From diving conchs to making rope from sisal fibres, from transporting dried shark hides and oil to working aboard the crawfish boat the Stamba, Vertrum was involved with – and could remember in remarkable detail – most of the industries that sustained Green Turtle Cay throughout the 20th century. And he generously shared these vivid memories with anyone who asked.
Vertrum was a captivating contradiction – entertaining, for sure, but in a quiet and dignified way. I don’t recall ever hearing him raise his voice or utter a critical word about anyone.
But that soft-spoken nature belied a stubborn streak. He (and others have) told me that as a child, if he didn’t like what his mother had cooked, he would throw the pot or pan out the window! Though it no doubt failed to amuse his parents and teachers, this stubbornness would later serve him well.
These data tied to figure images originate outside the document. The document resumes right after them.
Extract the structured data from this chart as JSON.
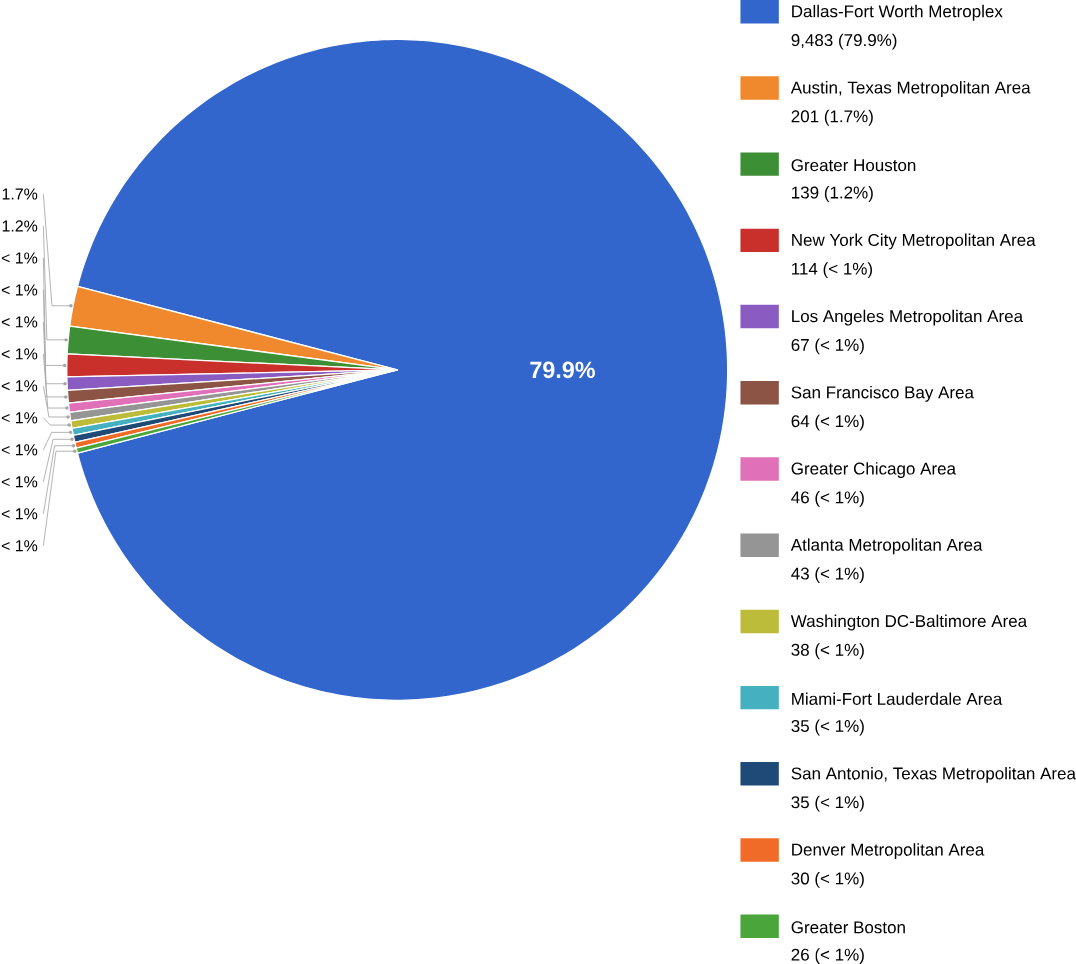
{
  "chart_data": {
    "type": "pie",
    "categories": [
      "Dallas-Fort Worth Metroplex",
      "Austin, Texas Metropolitan Area",
      "Greater Houston",
      "New York City Metropolitan Area",
      "Los Angeles Metropolitan Area",
      "San Francisco Bay Area",
      "Greater Chicago Area",
      "Atlanta Metropolitan Area",
      "Washington DC-Baltimore Area",
      "Miami-Fort Lauderdale Area",
      "San Antonio, Texas Metropolitan Area",
      "Denver Metropolitan Area",
      "Greater Boston"
    ],
    "values": [
      9483,
      201,
      139,
      114,
      67,
      64,
      46,
      43,
      38,
      35,
      35,
      30,
      26
    ],
    "colors": [
      "#3366cc",
      "#f0892e",
      "#3d8f35",
      "#c9302c",
      "#8a5cc2",
      "#8b5445",
      "#e070b8",
      "#959595",
      "#bcbc3a",
      "#45b0c0",
      "#1f4a78",
      "#f06a28",
      "#4aa53a"
    ],
    "value_labels": [
      "9,483  (79.9%)",
      "201  (1.7%)",
      "139  (1.2%)",
      "114  (< 1%)",
      "67  (< 1%)",
      "64  (< 1%)",
      "46  (< 1%)",
      "43  (< 1%)",
      "38  (< 1%)",
      "35  (< 1%)",
      "35  (< 1%)",
      "30  (< 1%)",
      "26  (< 1%)"
    ],
    "annotations": [
      {
        "text": "79.9%",
        "x": "Dallas-Fort Worth Metroplex"
      },
      {
        "text": "1.7%",
        "x": "Austin, Texas Metropolitan Area"
      },
      {
        "text": "1.2%",
        "x": "Greater Houston"
      },
      {
        "text": "< 1%",
        "x": "New York City Metropolitan Area"
      },
      {
        "text": "< 1%",
        "x": "Los Angeles Metropolitan Area"
      },
      {
        "text": "< 1%",
        "x": "San Francisco Bay Area"
      },
      {
        "text": "< 1%",
        "x": "Greater Chicago Area"
      },
      {
        "text": "< 1%",
        "x": "Atlanta Metropolitan Area"
      },
      {
        "text": "< 1%",
        "x": "Washington DC-Baltimore Area"
      },
      {
        "text": "< 1%",
        "x": "Miami-Fort Lauderdale Area"
      },
      {
        "text": "< 1%",
        "x": "San Antonio, Texas Metropolitan Area"
      },
      {
        "text": "< 1%",
        "x": "Denver Metropolitan Area"
      },
      {
        "text": "< 1%",
        "x": "Greater Boston"
      }
    ],
    "legend": "right"
  }
}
Vert’s father, Albert Lowe, had been a renowned model shipbuilder. When he died in 1985, he left a commissioned model ship incomplete. Someone suggested to Vertrum – who had carved smaller and simpler models for his son and others – that he complete the piece.
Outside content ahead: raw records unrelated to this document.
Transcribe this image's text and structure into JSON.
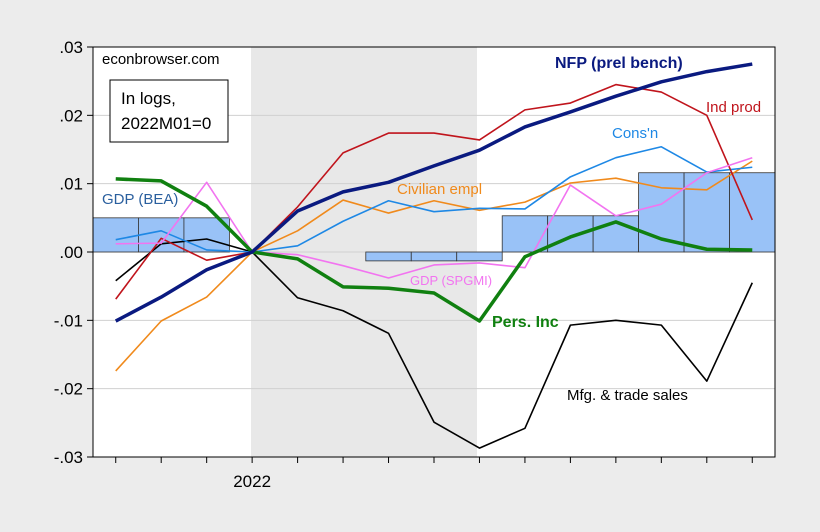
{
  "chart_data": {
    "type": "line",
    "categories": [
      null,
      null,
      null,
      "2022",
      null,
      null,
      null,
      null,
      null,
      null,
      null,
      null,
      null,
      null,
      null
    ],
    "ylim": [
      -0.03,
      0.03
    ],
    "yticks": [
      {
        "value": -0.03,
        "label": "-.03"
      },
      {
        "value": -0.02,
        "label": "-.02"
      },
      {
        "value": -0.01,
        "label": "-.01"
      },
      {
        "value": 0,
        "label": ".00"
      },
      {
        "value": 0.01,
        "label": ".01"
      },
      {
        "value": 0.02,
        "label": ".02"
      },
      {
        "value": 0.03,
        "label": ".03"
      }
    ],
    "grid": true,
    "annotations": [
      "econbrowser.com",
      "In logs,",
      "2022M01=0"
    ],
    "series": [
      {
        "name": "GDP (BEA)",
        "kind": "bar",
        "color": "#99c2f7",
        "values": [
          0.005,
          0.005,
          0.005,
          0,
          0,
          0,
          -0.0013,
          -0.0013,
          -0.0013,
          0.0053,
          0.0053,
          0.0053,
          0.0116,
          0.0116,
          0.0116
        ]
      },
      {
        "name": "Mfg. & trade sales",
        "color": "#000000",
        "values": [
          -0.0042,
          0.0012,
          0.0019,
          0,
          -0.0067,
          -0.0086,
          -0.0119,
          -0.0249,
          -0.0287,
          -0.0258,
          -0.0107,
          -0.01,
          -0.0107,
          -0.0189,
          -0.0045
        ]
      },
      {
        "name": "Civilian empl",
        "color": "#f08a1c",
        "values": [
          -0.0174,
          -0.0101,
          -0.0066,
          0,
          0.0031,
          0.0076,
          0.0057,
          0.0075,
          0.0061,
          0.0073,
          0.0101,
          0.0108,
          0.0094,
          0.0091,
          0.0133
        ]
      },
      {
        "name": "Cons'n",
        "color": "#1e88e5",
        "values": [
          0.0018,
          0.0031,
          0.0003,
          0,
          0.0009,
          0.0045,
          0.0075,
          0.0059,
          0.0064,
          0.0063,
          0.011,
          0.0138,
          0.0154,
          0.0117,
          0.0124
        ]
      },
      {
        "name": "Ind prod",
        "color": "#c0141c",
        "values": [
          -0.0069,
          0.002,
          -0.0012,
          0,
          0.0066,
          0.0145,
          0.0174,
          0.0174,
          0.0164,
          0.0208,
          0.0218,
          0.0245,
          0.0234,
          0.02,
          0.0047
        ]
      },
      {
        "name": "GDP (SPGMI)",
        "color": "#f274f0",
        "values": [
          0.0012,
          0.0013,
          0.0102,
          0,
          -0.0004,
          -0.002,
          -0.0038,
          -0.0019,
          -0.0016,
          -0.0023,
          0.0098,
          0.0053,
          0.007,
          0.0116,
          0.0138
        ]
      },
      {
        "name": "Pers. Inc",
        "color": "#108010",
        "bold": true,
        "values": [
          0.0107,
          0.0104,
          0.0067,
          0,
          -0.001,
          -0.0051,
          -0.0053,
          -0.006,
          -0.0101,
          -0.0007,
          0.0022,
          0.0044,
          0.0019,
          0.0004,
          0.0003
        ]
      },
      {
        "name": "NFP (prel bench)",
        "color": "#0a1a80",
        "bold": true,
        "values": [
          -0.0101,
          -0.0066,
          -0.0026,
          0,
          0.006,
          0.0088,
          0.0102,
          0.0126,
          0.0149,
          0.0183,
          0.0205,
          0.0228,
          0.0249,
          0.0264,
          0.0275
        ]
      }
    ]
  }
}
At first, he said he had neither the patience nor the time. But then, he told me, “I heard one of the other guys remark, ‘nor the ability’. I did it just to prove him wrong.”
Four or five weeks later, Vertrum called his brother Alton to see the finished model. “He didn’t believe I had done it,” says Vertrum.
“I was amazed at how good it was,” recalls Alton. “The man who commissioned the model was more than pleased.”
In time, Vertrum would carve more than 300 model dinghies, ships and mailboats.
His works are displayed in collections all over the world — Florida, Texas, Australia, China, even the United Nations. In 2004, his craftsmanship was recognized with a Bahamian Cacique award.
Visiting Vert in his workshop offered a glimpse into his personality.
The dozens of glass jars, hanging in tidy rows from shelves and the ceiling, spoke to the meticulous and organized nature that enabled him to accurately recreate traditional Bahamian vessels. The historic nautical memorabilia displayed in a glass case demonstrated the pride he took in his seafaring ancestors. And the shop sign, fashioned from marbles, revealed the sense of playfulness he never lost.
The first time I visited Vert in the workshop, he went into the house and brought out photos of his children, grandchildren and his late wife, Cynthia. He told me how they had met, and about their lives together and how much he had loved her.
He also told me about my own ancestors – my grandparents, Lionel and Lurey (Curry) Albury, and my great-grandparents, Herman and May (Gates) Curry. I never met Pa Herman, and by the time I came along, Ma May was in her sixties, so it was a treat to hear tales of them in their younger years.
Whenever I saw Vertrum and asked how he was doing, his blue eyes would sparkle and he’d say, “Much better for having seen you!” He always had a hug and kiss for me. (I had to smile at his funeral, as every single woman who knew him related exactly the same story.)
No doubt Vertrum’s family – his siblings, Iva, Alton and Leonard, his children, Ray, Trina and Johnny, his grandchildren, Stacey, Lisa, Raenell, Heather and Johnny Jr. and their families – will miss him, and Tom and I send our love and deepest condolences to them all.
But really, Vertrum was “Pa Vert” or “Uncle Vert” to almost everyone on this island. We’ll all miss his hugs, his kisses and his stories. We’ll miss seeing him perched on his golf cart, feeding the seagulls and watching the sunset. Or sitting in the late-afternoon shade beside the former Holy Jumper church, overseeing the regular gathering of local fellows that I jokingly call the “four o’clock men’s meeting.”
Vert was a Green Turtle treasure, and like the ripples on Settlement Creek, his loss will touch the entire Green Turtle Cay family.